A total of 114 CRCIS patients and 114 CRC patients were included. Multiple lesions in multiple vascular territories were common in CRCIS patients (71, 62.28%). The levels of plasma D-dimer, carcinoembryonic antigen (CEA), cancer antigen 125, and neutrophil count were significantly higher in CRCIS patients than in CRC patients. Multiple logistic regression analysis revealed that plasma D-dimer levels [odds ratio (OR) = 1.002, 95% confidence interval (CI): 1.001-1.003, P < 0.001], CEA levels (OR = 1.011, 95%CI: 1.006-1.015, P < 0.001), and neutrophil count levels (OR = 1.626, 95%CI: 1.268-2.087, P < 0.001) were independent risk factors for CRCIS. In addition, receiver operator characteristic curve revealed that the area under curve for the products of plasma D-dimer, CEA, and neutrophil count was 0.889 ± 0.022 (95%CI: 0.847-0.932, P < 0.001), and the optimal cut-off value for the product was 252.06, which was called the CRCIS Index, with a sensitivity of 86.0% and specificity of 79.8%.

CONCLUSION

Hypercoagulability induced by elevated CEA and neutrophils may be an important cause of CRCIS. The CRCIS index, which serves as a biomarker of CRCIS, needs further study.

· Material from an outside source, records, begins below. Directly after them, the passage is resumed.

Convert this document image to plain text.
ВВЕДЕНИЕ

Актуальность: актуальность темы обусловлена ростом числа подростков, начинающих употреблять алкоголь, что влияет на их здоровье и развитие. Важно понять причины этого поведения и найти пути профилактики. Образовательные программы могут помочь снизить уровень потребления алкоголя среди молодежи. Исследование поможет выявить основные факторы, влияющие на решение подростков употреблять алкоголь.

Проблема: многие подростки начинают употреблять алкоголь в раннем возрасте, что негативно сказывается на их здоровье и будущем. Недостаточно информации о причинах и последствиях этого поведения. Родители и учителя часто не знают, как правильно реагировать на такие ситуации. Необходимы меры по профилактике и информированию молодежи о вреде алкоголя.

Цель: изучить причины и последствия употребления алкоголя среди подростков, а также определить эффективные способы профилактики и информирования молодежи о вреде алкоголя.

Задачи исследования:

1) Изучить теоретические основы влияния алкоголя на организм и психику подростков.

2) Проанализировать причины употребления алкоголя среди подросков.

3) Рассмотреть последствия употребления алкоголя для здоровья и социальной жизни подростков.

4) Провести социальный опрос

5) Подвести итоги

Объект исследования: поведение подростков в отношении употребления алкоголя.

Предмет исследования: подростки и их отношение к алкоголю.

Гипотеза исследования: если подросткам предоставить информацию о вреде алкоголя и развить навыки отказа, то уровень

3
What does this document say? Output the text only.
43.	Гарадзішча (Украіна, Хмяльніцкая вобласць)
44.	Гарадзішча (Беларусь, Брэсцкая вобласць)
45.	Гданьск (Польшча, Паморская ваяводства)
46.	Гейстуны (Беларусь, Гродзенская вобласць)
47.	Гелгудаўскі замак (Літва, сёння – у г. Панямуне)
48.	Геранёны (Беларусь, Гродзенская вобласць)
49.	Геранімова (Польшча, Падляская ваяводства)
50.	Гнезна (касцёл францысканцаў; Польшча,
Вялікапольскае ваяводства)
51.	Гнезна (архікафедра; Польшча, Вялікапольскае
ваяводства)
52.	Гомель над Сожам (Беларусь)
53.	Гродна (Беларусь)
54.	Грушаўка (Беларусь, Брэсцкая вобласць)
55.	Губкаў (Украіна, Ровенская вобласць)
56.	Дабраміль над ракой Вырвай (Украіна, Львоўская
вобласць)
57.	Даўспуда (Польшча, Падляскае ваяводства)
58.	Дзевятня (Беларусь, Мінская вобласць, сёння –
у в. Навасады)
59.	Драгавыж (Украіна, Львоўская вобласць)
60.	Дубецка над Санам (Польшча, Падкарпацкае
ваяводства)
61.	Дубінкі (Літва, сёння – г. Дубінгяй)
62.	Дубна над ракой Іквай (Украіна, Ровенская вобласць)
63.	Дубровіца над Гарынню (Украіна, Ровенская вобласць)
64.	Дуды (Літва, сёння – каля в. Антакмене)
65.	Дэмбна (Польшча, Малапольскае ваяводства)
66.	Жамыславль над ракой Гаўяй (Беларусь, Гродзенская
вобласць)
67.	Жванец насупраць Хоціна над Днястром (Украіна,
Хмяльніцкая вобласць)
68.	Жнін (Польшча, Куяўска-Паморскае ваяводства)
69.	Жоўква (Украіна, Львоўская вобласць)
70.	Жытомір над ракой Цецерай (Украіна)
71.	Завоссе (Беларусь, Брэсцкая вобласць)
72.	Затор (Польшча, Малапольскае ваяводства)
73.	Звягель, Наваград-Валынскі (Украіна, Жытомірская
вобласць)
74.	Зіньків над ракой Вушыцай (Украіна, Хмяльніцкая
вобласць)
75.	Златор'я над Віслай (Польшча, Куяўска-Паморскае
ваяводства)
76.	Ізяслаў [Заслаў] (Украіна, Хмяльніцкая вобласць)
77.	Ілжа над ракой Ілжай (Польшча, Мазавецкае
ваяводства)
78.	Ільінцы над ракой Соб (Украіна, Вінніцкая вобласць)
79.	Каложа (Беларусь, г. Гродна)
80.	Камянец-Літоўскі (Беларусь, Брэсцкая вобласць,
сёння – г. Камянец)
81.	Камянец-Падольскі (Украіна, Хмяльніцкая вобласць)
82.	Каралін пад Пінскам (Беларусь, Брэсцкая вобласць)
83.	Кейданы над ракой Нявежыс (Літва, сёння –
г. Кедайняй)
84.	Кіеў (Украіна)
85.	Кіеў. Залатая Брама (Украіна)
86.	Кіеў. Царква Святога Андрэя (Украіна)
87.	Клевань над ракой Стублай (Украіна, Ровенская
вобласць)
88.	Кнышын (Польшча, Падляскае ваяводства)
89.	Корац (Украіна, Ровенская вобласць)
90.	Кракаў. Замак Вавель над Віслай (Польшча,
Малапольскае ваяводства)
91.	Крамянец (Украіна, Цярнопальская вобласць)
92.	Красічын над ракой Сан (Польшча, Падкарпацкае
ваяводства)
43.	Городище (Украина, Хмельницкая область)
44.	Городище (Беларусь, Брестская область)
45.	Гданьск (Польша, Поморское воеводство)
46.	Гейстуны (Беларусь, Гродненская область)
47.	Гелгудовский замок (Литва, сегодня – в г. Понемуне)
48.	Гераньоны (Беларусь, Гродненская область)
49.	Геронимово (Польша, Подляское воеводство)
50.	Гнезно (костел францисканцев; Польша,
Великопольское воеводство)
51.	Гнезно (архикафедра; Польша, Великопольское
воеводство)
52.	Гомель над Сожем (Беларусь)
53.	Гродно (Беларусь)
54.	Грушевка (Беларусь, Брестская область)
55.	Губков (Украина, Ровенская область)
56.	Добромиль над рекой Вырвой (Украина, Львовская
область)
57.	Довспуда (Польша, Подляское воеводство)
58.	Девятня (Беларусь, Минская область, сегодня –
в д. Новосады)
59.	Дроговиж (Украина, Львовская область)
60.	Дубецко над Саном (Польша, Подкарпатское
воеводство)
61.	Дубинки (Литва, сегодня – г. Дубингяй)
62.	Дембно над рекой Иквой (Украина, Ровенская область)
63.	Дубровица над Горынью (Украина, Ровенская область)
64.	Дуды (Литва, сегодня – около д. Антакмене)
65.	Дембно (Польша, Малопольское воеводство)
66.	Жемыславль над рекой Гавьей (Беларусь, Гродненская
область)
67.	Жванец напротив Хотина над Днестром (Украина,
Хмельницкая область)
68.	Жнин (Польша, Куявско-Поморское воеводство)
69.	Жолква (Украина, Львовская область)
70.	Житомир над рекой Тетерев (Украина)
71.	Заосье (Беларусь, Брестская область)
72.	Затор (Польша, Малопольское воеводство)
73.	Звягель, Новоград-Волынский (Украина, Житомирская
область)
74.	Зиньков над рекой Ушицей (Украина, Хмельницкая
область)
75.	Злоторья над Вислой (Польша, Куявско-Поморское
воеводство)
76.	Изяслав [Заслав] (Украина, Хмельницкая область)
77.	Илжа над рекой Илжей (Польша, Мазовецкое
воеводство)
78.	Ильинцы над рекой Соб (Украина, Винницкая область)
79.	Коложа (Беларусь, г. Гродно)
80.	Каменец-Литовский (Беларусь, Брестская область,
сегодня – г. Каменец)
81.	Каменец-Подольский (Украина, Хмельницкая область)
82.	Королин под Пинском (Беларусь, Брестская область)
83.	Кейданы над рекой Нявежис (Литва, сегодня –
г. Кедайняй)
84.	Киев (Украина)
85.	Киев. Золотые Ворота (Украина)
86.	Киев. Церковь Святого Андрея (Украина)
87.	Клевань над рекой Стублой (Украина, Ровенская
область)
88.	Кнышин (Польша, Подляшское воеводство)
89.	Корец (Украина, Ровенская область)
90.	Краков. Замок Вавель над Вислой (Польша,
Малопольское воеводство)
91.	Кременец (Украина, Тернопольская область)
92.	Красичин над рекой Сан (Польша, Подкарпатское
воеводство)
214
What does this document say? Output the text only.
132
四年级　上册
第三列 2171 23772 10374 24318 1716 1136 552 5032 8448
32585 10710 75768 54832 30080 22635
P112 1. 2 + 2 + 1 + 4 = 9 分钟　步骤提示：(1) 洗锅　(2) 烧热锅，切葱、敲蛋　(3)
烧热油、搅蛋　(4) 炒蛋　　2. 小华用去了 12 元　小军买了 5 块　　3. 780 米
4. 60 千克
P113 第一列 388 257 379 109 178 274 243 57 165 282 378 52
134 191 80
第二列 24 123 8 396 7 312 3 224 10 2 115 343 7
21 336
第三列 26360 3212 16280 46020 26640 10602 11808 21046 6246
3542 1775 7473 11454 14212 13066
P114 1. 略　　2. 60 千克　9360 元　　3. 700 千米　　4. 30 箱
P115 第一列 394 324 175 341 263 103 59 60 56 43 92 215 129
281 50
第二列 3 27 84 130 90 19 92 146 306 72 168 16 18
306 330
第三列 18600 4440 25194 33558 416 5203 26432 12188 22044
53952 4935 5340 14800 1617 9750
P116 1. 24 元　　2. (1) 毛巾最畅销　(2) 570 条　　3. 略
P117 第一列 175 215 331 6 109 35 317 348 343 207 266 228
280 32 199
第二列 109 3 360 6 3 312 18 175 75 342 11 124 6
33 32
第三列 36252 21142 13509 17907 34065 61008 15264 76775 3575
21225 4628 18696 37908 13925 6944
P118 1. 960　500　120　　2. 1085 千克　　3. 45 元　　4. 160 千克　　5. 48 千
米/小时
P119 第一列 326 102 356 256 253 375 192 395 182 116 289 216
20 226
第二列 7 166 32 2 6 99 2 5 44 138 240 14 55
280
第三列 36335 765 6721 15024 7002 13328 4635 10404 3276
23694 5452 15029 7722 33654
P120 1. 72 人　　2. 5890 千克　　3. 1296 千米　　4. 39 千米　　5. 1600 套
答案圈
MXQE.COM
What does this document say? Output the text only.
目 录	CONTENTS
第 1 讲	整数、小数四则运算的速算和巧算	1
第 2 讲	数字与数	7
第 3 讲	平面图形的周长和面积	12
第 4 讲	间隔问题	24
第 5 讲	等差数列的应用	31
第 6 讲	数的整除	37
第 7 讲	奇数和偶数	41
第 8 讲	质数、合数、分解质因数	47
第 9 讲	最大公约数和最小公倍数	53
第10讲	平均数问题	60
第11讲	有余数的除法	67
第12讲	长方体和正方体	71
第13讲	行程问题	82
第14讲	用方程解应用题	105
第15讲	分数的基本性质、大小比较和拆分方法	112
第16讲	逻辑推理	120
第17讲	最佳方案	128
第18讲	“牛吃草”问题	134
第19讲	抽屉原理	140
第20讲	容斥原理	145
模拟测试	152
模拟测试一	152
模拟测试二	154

Keywords: Colorectal cancer; Ischemic stroke; Biomarker; Pathogenesis

Core tip: Although cancer-related stroke has long been known, its biomarkers and underling pathogenesis are still unclear. It was hypothesized that a specific cancer type may affect the development of ischemic stroke (IS) according to its primary site, pathological type, and growth stage. It is reported that colorectal cancer can increase the risk of IS. We conducted a retrospective study on colorectal cancer-related IS (CRCIS) patients. We suggest that hypercoagulability induced by elevated carcinoembryonic antigen and increased neutrophil count are the main pathogenic factors in CRCIS, and the CRCIS Index, which serves as a biomarker of CRCIS, needs further study.